By now the public is well aware of the breach of the constitution regarding the Lotto funds and one wonders why the report only mentions the amount over a ten-year period rather than the period covered by the audit. The report also does not state that the Lotto money is being spent by a person who has no authority under the law to spend any money. There is no great virtue in repeating the statement that the Lotto funds are not being put into the Consolidated Fund as required by the constitution. It is not that it is being held safely in trust or investments – the money is being spent by President Jagdeo as he pleases.
Tardiness and illegality
Where are the sugar unions in the face of the continuing failure to provide satisfactory evidence of $1.451 billion as deposits held for investments on behalf of the Sugar Industry Labour Welfare Fund, the Sugar Industry Rehabilitation Fund and the Sugar Industry Price Stabilisation Fund, two of which have not been audited for twenty-eight years and the other for eleven years? One of the ironies is that GINA, which is being used to defend the government’s record of financial management is itself in breach of the audit requirement.
The report also highlights a transaction involving Region 6 that smells of illegality including differences in vehicle chassis number and full up-front payment when the contract calls for progress payments. If the Customs officers could be referred to the DPP why not those involved in this purchase? And why has the Guyana Elections Commission not taken action against the “firm” that took 268 cartons of Polaroid film valued at $30.485 million which it has failed to recover from the “firm”?
Value for money
Once again the report announces that a Value-for-Money Unit (VFM) is being set up and after four years we can expect a VFM report. That we had to get assistance from Canada to achieve this is bad enough, but the choice of entity makes the idea into a mockery. I visited the Palms briefly not too long ago, and it was shocking to see the conditions under which the residents are housed and the staff have to work. The laundry, kitchen, sleeping and dining facilities are all in a state of disrepair, strangled for cash and other resources. What the Palms requires is not a Value-for-Money audit, but a money-for-value audit, refurbishment, additional staffing, new equipment for the kitchen and laundry, etc.
The recurrence of the egregious weaknesses and exorbitant losses resulting from poor financial administration and a weakened Audit Office suggests either an unwillingness to deal with the problem or a ‘we-like-it-so’ attitude by the government.
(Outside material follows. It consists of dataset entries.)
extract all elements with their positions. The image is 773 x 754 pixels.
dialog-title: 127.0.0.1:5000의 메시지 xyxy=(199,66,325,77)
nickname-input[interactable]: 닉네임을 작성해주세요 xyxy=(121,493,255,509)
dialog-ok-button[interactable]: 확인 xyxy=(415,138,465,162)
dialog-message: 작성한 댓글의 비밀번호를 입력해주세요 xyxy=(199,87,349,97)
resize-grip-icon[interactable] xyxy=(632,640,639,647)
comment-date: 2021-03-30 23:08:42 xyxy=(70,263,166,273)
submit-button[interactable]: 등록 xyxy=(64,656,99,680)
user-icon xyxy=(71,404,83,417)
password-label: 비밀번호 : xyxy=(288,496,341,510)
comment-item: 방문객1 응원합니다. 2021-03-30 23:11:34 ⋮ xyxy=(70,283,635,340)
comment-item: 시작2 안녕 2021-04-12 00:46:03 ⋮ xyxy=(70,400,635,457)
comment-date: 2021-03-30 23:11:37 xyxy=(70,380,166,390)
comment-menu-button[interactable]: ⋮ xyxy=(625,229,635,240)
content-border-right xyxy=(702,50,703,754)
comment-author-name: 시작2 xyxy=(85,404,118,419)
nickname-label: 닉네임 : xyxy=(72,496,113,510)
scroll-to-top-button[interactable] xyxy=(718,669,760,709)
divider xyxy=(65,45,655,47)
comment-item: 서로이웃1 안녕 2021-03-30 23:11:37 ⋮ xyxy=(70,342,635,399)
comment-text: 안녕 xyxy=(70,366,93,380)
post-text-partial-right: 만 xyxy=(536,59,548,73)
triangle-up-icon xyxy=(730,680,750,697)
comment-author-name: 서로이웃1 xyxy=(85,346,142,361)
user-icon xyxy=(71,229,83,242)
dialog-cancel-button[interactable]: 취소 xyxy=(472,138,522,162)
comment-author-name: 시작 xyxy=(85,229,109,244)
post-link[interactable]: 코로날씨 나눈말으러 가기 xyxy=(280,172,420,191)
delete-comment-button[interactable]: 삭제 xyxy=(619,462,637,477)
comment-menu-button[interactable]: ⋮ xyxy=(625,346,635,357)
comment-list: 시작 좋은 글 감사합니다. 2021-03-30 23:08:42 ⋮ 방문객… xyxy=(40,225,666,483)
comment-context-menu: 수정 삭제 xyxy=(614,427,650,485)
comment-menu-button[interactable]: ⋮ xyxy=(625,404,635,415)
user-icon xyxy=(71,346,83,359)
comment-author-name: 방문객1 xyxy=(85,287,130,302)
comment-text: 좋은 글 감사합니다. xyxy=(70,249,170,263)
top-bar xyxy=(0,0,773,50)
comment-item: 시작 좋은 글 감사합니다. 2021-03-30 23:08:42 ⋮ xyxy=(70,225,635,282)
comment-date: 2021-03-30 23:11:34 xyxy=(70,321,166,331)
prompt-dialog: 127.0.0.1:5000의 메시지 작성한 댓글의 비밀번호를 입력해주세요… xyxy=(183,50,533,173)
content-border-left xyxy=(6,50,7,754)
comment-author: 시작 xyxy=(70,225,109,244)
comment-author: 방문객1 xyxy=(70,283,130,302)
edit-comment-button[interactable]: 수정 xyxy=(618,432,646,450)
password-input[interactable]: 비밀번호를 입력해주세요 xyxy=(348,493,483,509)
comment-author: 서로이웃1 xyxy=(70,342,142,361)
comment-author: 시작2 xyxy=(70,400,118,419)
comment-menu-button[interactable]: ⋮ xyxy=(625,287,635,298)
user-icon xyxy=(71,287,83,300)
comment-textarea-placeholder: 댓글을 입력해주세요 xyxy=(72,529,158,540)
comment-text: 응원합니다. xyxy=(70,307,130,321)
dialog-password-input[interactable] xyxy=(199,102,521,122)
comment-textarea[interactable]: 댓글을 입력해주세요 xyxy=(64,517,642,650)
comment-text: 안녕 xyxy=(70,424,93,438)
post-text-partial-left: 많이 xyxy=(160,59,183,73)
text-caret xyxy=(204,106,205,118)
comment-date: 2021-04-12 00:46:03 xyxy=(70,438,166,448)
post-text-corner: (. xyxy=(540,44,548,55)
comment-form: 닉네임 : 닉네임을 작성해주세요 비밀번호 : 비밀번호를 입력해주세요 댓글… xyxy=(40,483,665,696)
Even the superficial enhancements in the Audit Office have to be financed with grants and loans, and in 2007 a second grant was obtained from the IDB to implement certain aspects of the office’s three-year Strategic Plan. Unable to do some of the most basic audit functions, to discharge the office’s obligations under various legislation and to complete the audits of the state entities in a timely manner, the Audit Office is now about to establish a Forensic Audit and Quality Assurance section.
How that will solve the problems that have persisted for more than ten years is anyone’s guess. Meanwhile the Auditor General tells us he cannot be sure about the accounts presented to him for audit by the Ministry of Finance.